Get ‘em when they’re young

If you have young children, you have a golden opportunity to imprint good financial habits that will serve them well the rest of their lives.

  • Talk openly about money and teach kids the value of a dollar. Get them prioritizing needs so they recognize that spending money is about making choices, and you don’t automatically get everything you want.
  • Live within your means. Use household budgets to make smart spending choices and discuss your decisions with your children. Show them the difference between generic and name brands. Negotiate better prices where appropriate. Explain the value of fixing something that’s broken rather than always buying a new replacement. This kind of responsible behavior pays dividends for you and your kids.
  • Teach savings habits. Paying kids to perform certain chores teaches them the value of work. Showing them how to save a portion of what they earn teaches them the value of investing. Encourage saving by matching their contributions to the piggy bank. Show them how their money grows and why that gives them opportunities to get something they want if they’re willing to wait a certain period of time.
  • Explain investing basics. As kids get older, diagram compound interest and explain in simple terms how investments grow over time. Help them establish goals and let them use portions of their compounding savings to satisfy short-term desires so that investing becomes tangible.
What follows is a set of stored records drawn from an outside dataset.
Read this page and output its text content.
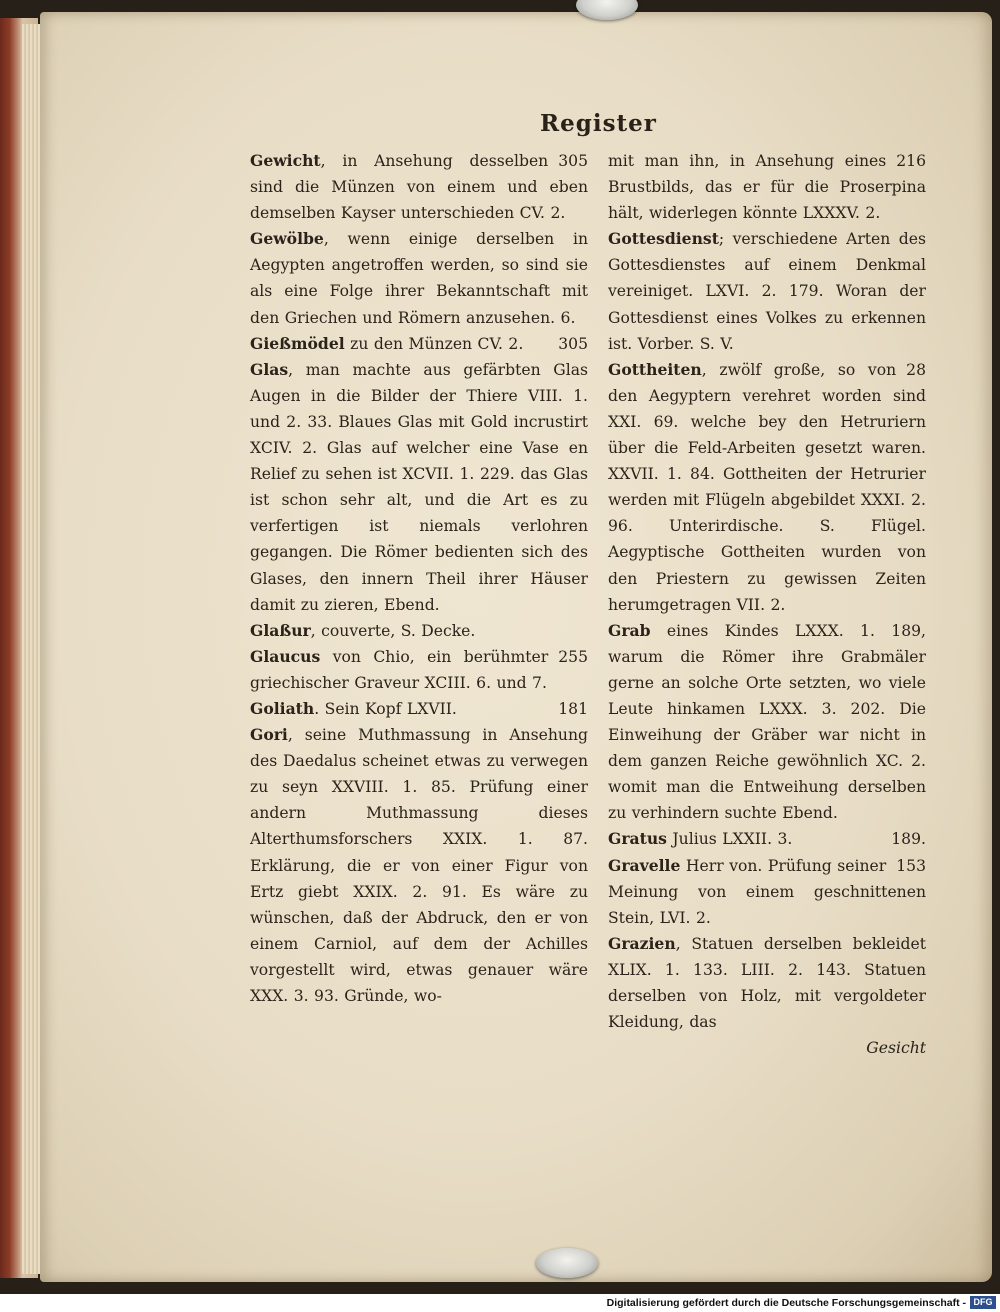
Register
305
Gewicht, in Ansehung desselben sind die Münzen von einem und eben demselben Kayser unterschieden CV. 2.
Gewölbe, wenn einige derselben in Aegypten angetroffen werden, so sind sie als eine Folge ihrer Bekanntschaft mit den Griechen und Römern anzusehen. 6.
305
Gießmödel zu den Münzen CV. 2.
Glas, man machte aus gefärbten Glas Augen in die Bilder der Thiere VIII. 1. und 2. 33. Blaues Glas mit Gold incrustirt XCIV. 2. Glas auf welcher eine Vase en Relief zu sehen ist XCVII. 1. 229. das Glas ist schon sehr alt, und die Art es zu verfertigen ist niemals verlohren gegangen. Die Römer bedienten sich des Glases, den innern Theil ihrer Häuser damit zu zieren, Ebend.
Glaßur, couverte, S. Decke.
255
Glaucus von Chio, ein berühmter griechischer Graveur XCIII. 6. und 7.
181
Goliath. Sein Kopf LXVII.
Gori, seine Muthmassung in Ansehung des Daedalus scheinet etwas zu verwegen zu seyn XXVIII. 1. 85. Prüfung einer andern Muthmassung dieses Alterthumsforschers XXIX. 1. 87. Erklärung, die er von einer Figur von Ertz giebt XXIX. 2. 91. Es wäre zu wünschen, daß der Abdruck, den er von einem Carniol, auf dem der Achilles vorgestellt wird, etwas genauer wäre XXX. 3. 93. Gründe, wo-
216
mit man ihn, in Ansehung eines Brustbilds, das er für die Proserpina hält, widerlegen könnte LXXXV. 2.
Gottesdienst; verschiedene Arten des Gottesdienstes auf einem Denkmal vereiniget. LXVI. 2. 179. Woran der Gottesdienst eines Volkes zu erkennen ist. Vorber. S. V.
28
Gottheiten, zwölf große, so von den Aegyptern verehret worden sind XXI. 69. welche bey den Hetruriern über die Feld-Arbeiten gesetzt waren. XXVII. 1. 84. Gottheiten der Hetrurier werden mit Flügeln abgebildet XXXI. 2. 96. Unterirdische. S. Flügel. Aegyptische Gottheiten wurden von den Priestern zu gewissen Zeiten herumgetragen VII. 2.
Grab eines Kindes LXXX. 1. 189, warum die Römer ihre Grabmäler gerne an solche Orte setzten, wo viele Leute hinkamen LXXX. 3. 202. Die Einweihung der Gräber war nicht in dem ganzen Reiche gewöhnlich XC. 2. womit man die Entweihung derselben zu verhindern suchte Ebend.
189.
Gratus Julius LXXII. 3.
153
Gravelle Herr von. Prüfung seiner Meinung von einem geschnittenen Stein, LVI. 2.
Grazien, Statuen derselben bekleidet XLIX. 1. 133. LIII. 2. 143. Statuen derselben von Holz, mit vergoldeter Kleidung, das
Gesicht
Digitalisierung gefördert durch die Deutsche Forschungsgemeinschaft - DFG
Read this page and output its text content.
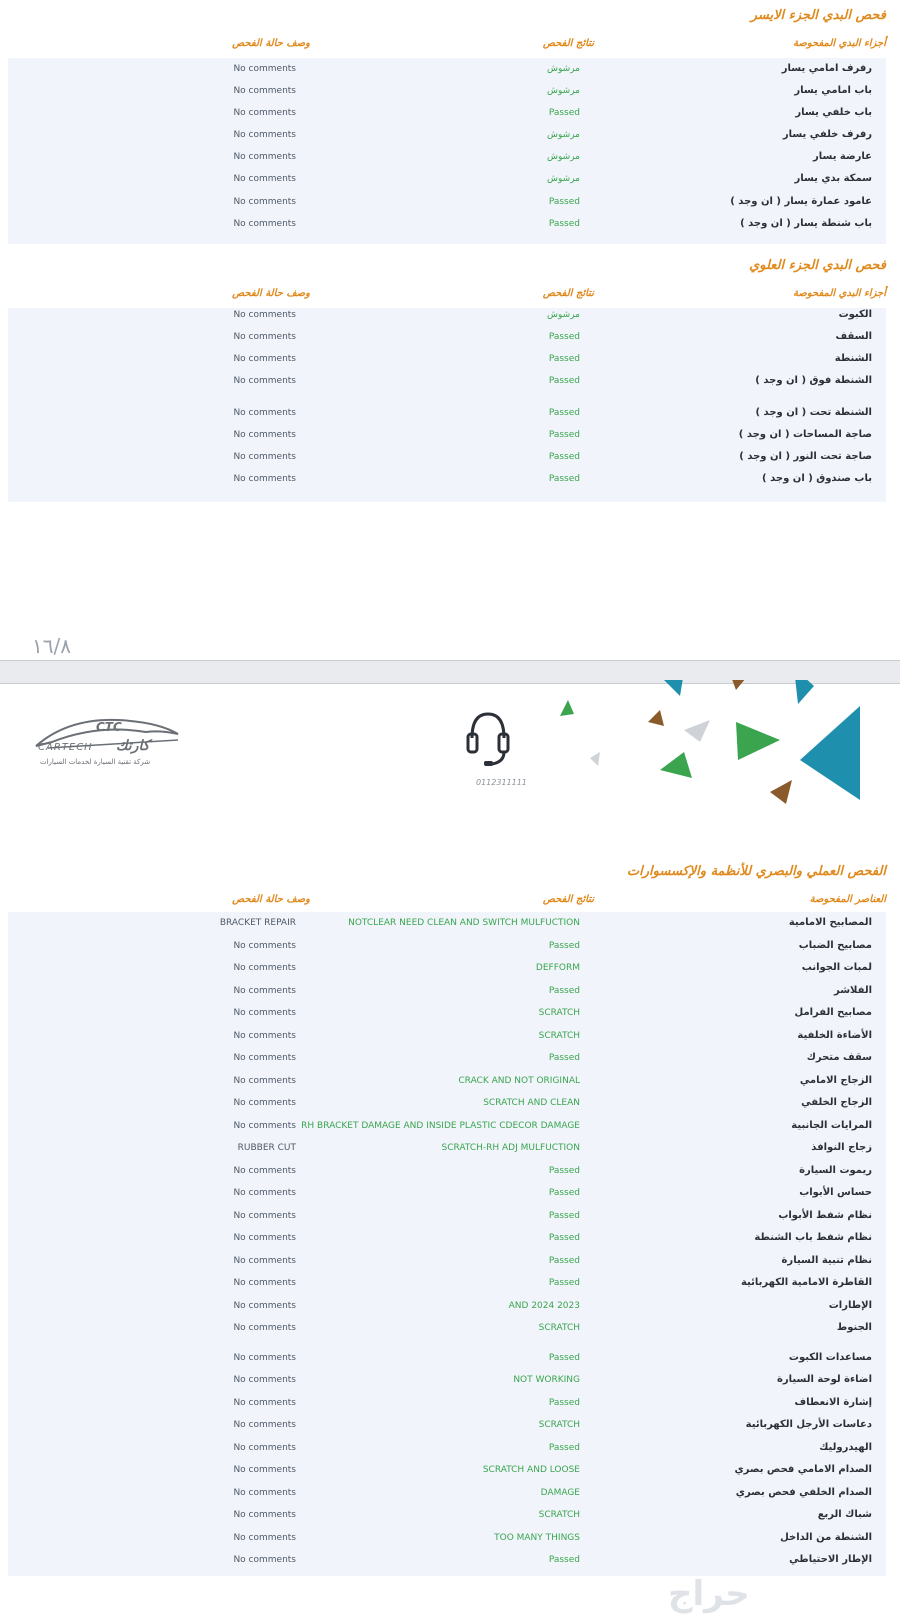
فحص البدي الجزء الايسر
أجزاء البدي المفحوصة
نتائج الفحص
وصف حالة الفحص
رفرف امامي يسار
مرشوش
No comments
باب امامي يسار
مرشوش
No comments
باب خلفي يسار
Passed
No comments
رفرف خلفي يسار
مرشوش
No comments
عارضة يسار
مرشوش
No comments
سمكة بدي يسار
مرشوش
No comments
عامود عمارة يسار ( ان وجد )
Passed
No comments
باب شنطة يسار ( ان وجد )
Passed
No comments
فحص البدي الجزء العلوي
أجزاء البدي المفحوصة
نتائج الفحص
وصف حالة الفحص
الكبوت
مرشوش
No comments
السقف
Passed
No comments
الشنطة
Passed
No comments
الشنطة فوق ( ان وجد )
Passed
No comments
الشنطة تحت ( ان وجد )
Passed
No comments
صاجة المساحات ( ان وجد )
Passed
No comments
صاجة تحت النور ( ان وجد )
Passed
No comments
باب صندوق ( ان وجد )
Passed
No comments
١٦/٨
CTC
CARTECH كارتك
شركة تقنية السيارة لخدمات السيارات
0112311111
الفحص العملي والبصري للأنظمة والإكسسوارات
العناصر المفحوصة
نتائج الفحص
وصف حالة الفحص
المصابيح الامامية
NOTCLEAR NEED CLEAN AND SWITCH MULFUCTION
BRACKET REPAIR
مصابيح الضباب
Passed
No comments
لمبات الجوانب
DEFFORM
No comments
الفلاشر
Passed
No comments
مصابيح الفرامل
SCRATCH
No comments
الأضاءة الخلفية
SCRATCH
No comments
سقف متحرك
Passed
No comments
الزجاج الامامي
CRACK AND NOT ORIGINAL
No comments
الزجاج الخلفي
SCRATCH AND CLEAN
No comments
المرايات الجانبية
RH BRACKET DAMAGE AND INSIDE PLASTIC CDECOR DAMAGE
No comments
زجاج النوافذ
SCRATCH-RH ADJ MULFUCTION
RUBBER CUT
ريموت السيارة
Passed
No comments
حساس الأبواب
Passed
No comments
نظام شفط الأبواب
Passed
No comments
نظام شفط باب الشنطة
Passed
No comments
نظام تنبية السيارة
Passed
No comments
القاطرة الامامية الكهربائية
Passed
No comments
الإطارات
AND 2024 2023
No comments
الجنوط
SCRATCH
No comments
مساعدات الكبوت
Passed
No comments
اضاءة لوحة السيارة
NOT WORKING
No comments
إشارة الانعطاف
Passed
No comments
دعاسات الأرجل الكهربائية
SCRATCH
No comments
الهيدروليك
Passed
No comments
الصدام الامامي فحص بصري
SCRATCH AND LOOSE
No comments
الصدام الخلفي فحص بصري
DAMAGE
No comments
شباك الربع
SCRATCH
No comments
الشنطة من الداخل
TOO MANY THINGS
No comments
الإطار الاحتياطي
Passed
No comments
حراج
Keep on teaching into adulthood

A recent survey about retirement saving and planning attitudes among Gen X and Gen Y educators* found that Gen Y millennials were twice as likely to use their parents as a source of financial advice than Gen Xers. Young adults in their 20s are still developing an appreciation for and understanding of money management, and you can be a strong role model for how they save and invest going forward.

Realize that millennials are entering the workforce with more financial challenges than previous generations. Many are burdened with student loan debt and may be struggling in a difficult and somewhat stagnant job market. It could take a little more effort to get them to see the value in saving. But they are primed to listen to your advice.

The bottom line

In the financial classroom of life, you have a lot of influence over how your young children, or, as the case may be, your young adult children, view and appreciate saving and investing. This teaching position might even spur you to adjust some of your own less-than-stellar money habits. You just might find yourself on a better path towards your own goals while you experience the satisfaction of seeing your kids grow up with a lot more financial security and independence.


*Research conducted by Greenwald & Associates, an independent market research firm, and sponsored by Security Benefit, on behalf of a consortium of financial services companies. Participants consisted of about 500 K-12 educators, mostly classroom teachers, between the ages of 21 and 48, with household income of at least $25,000 if single, and $50,000 if married, and who participate in their household’s financial decision-making.